I remember feeling like a bit of a holdout when I refused to get a cell phone until 2001. My stepmom thwarted me that Christmas when she gave me a brand-new Nokia. "Welcome to the 21st century," she said wryly as I opened it, and then she handed me a prepaid minutes card. I was stuck.
Eric, on the other hand, has managed to quietly outlast all his friends and loved ones who swore they would never be tied to such a stupid thing, and we have respected him for it. Sure, every few months there's some logistical problem that could be solved in 10 seconds if I could just #$%@ing get hold of him, but as far as he's concerned, he's never truly needed one.
While the rest of us were dithering about where everyone else might be, if they maybe wanted to change plans at the last minute, and blah blah blah blah blah, Eric was off blissfully taking three-hour bike rides, immune to anyone else's ideas of what he should be doing. He still drops by places unannounced. He still shows up at times and places agreed upon hours or even days before.
But last week I pointed out that while we're looking at houses, and especially since I'll be working so much while we're doing it, we should really be able to reach each other if something comes up.

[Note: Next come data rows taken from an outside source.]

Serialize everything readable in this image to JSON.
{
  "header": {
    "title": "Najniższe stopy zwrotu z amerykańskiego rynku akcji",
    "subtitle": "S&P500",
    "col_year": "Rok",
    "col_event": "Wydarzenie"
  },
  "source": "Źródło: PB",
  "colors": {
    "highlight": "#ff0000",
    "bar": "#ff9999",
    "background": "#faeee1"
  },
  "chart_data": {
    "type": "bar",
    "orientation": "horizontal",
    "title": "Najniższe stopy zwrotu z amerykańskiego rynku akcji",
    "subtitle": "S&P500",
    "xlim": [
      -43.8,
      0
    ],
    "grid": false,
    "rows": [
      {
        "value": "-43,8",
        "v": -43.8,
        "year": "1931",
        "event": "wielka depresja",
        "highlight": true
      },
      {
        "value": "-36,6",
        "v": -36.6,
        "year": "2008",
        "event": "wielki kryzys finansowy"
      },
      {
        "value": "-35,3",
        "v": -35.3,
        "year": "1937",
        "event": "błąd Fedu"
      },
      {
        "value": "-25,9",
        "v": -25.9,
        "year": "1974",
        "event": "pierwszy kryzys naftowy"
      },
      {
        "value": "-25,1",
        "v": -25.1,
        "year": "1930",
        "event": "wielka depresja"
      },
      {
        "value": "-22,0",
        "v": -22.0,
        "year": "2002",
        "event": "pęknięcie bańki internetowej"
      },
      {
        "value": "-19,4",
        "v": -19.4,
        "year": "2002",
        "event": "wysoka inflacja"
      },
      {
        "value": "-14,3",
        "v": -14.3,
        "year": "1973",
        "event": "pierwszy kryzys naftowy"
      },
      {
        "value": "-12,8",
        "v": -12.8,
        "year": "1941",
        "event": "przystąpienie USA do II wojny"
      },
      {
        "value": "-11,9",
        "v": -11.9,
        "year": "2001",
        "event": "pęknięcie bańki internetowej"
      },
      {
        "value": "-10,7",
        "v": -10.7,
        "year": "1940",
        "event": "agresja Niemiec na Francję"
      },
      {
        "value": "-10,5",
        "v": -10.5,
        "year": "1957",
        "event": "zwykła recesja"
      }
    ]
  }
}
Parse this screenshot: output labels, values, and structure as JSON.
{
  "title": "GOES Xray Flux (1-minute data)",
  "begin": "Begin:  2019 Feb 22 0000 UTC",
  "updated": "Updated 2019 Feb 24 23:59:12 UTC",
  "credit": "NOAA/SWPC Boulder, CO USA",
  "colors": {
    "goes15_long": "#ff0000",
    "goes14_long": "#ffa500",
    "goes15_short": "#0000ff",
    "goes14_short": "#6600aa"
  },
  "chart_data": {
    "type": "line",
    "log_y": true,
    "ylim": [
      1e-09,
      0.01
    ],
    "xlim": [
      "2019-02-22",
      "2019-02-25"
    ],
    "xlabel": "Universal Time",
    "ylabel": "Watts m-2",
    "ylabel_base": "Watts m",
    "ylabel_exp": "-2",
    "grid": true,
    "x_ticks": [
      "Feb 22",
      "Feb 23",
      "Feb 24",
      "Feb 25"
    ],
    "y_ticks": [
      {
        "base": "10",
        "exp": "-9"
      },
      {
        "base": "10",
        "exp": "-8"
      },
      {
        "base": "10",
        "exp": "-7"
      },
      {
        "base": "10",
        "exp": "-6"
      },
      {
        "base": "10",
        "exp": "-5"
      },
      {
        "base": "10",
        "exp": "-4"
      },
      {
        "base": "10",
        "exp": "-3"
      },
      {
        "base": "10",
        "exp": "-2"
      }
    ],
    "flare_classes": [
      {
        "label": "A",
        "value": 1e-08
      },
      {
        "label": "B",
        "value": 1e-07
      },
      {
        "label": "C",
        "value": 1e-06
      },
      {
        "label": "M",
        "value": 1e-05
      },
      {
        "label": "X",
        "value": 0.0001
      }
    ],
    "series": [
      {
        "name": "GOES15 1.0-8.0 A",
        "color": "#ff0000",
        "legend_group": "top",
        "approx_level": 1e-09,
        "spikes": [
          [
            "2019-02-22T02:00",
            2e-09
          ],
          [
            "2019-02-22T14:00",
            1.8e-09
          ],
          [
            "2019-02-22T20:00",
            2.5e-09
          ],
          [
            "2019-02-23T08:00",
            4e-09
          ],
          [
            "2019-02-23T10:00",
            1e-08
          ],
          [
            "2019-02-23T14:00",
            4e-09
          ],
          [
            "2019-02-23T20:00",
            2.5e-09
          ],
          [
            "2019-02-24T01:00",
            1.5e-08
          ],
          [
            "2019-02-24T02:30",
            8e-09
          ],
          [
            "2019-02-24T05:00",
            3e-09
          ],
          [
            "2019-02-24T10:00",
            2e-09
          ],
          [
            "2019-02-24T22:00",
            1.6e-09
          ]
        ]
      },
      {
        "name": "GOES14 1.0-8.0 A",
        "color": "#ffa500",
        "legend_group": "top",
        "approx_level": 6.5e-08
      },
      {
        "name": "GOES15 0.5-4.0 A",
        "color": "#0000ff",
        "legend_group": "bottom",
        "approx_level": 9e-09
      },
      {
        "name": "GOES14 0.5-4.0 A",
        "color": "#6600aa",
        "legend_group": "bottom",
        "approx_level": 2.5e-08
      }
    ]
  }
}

I felt a little regretful during this conversation, like I was asking the last of a species of great, proud beasts to voluntarily crawl into a circus car. But he was amenable, and today he went to one of those Cricket outlets and got the cheapest phone they have.
He swears he's not giving the number to anyone but me and the Realtor, and he says he's canceling the service and donating the phone the second we move. I don't know of a single person who's gotten rid of theirs once they finally succumbed, but if anyone will, it's Eric.